Even though nurse practitioners and physician assistants would have to practice under the supervision of a physician who has met Data Waiver Act requirements, physicians are objecting to the idea that nurse practitioners or physician assistants would carry the necessary authority. That’s where the money trail leads: Too many doctors feel that their cut of the Suboxone market is threatened by nurse practitioners and physician assistants. They ignore the fact that those paraprofessionals couldn’t practice without supervising practitioners, anyway.
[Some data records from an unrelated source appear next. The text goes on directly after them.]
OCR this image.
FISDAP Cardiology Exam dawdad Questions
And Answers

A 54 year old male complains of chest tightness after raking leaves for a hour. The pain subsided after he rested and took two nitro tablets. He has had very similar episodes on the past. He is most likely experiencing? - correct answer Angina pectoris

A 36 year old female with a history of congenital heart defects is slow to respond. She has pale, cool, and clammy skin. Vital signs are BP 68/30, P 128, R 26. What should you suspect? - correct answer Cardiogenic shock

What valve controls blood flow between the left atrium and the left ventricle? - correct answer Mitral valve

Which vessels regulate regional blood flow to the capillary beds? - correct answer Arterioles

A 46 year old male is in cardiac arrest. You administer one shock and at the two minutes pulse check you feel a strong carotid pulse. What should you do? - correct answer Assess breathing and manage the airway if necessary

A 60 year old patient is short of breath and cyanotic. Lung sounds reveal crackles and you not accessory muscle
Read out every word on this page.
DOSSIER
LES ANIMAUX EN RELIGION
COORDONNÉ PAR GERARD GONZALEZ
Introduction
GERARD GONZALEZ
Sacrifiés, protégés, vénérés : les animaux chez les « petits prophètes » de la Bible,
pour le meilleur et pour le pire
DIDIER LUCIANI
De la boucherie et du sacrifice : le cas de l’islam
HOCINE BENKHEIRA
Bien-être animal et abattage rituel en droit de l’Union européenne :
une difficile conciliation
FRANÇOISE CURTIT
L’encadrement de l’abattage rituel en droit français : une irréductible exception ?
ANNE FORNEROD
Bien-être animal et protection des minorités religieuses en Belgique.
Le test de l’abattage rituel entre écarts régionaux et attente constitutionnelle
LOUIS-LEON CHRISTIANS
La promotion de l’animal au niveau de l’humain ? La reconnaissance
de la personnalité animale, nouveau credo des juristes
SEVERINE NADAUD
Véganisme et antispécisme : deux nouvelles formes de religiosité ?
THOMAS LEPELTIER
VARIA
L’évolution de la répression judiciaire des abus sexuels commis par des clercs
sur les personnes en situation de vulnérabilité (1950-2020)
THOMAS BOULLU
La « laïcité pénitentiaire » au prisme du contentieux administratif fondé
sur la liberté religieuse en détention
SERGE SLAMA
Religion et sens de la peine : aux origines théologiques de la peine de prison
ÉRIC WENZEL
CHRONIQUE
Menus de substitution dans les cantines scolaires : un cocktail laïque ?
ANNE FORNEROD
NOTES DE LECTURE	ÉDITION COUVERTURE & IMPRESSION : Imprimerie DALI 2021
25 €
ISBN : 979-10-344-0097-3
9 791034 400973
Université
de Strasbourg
Take a look at the American Society of Addiction Medicine’s webpage containing physician comments: One doctor writes, “It would be ridiculous to allow everyone to write Buprenorphine…why then have a specialty of Addiction Psychiatry and Addiction Medicine and Board Certifications in this field…Maybe we don’t need medical schools…” while another one writes, “I would not support a bill that in my opinion diminishes my area of specialty…” Physicians like those are putting their own vanity ahead of patients’ lives.

What Can You Do?

If you know someone who has had difficulty getting into treating with Suboxone, the TREAT Act can still help them if it’s passed. Write to your senator and tell them that it will save lives and that it needs to be passed. Use the link here to contact the U.S. Senator in your state and tell them that this bill must get out of Committee and back on the floor.

In the meantime, if you need opiate addiction treatment, get your name on a waiting list now. The lists often become shorter more quickly than you think. And if you don’t add your name, it will never be your turn anyway. The best way to get into a Suboxone program is to visit your local medication-assisted treatment program, ask for an assessment, and just keep moving forward.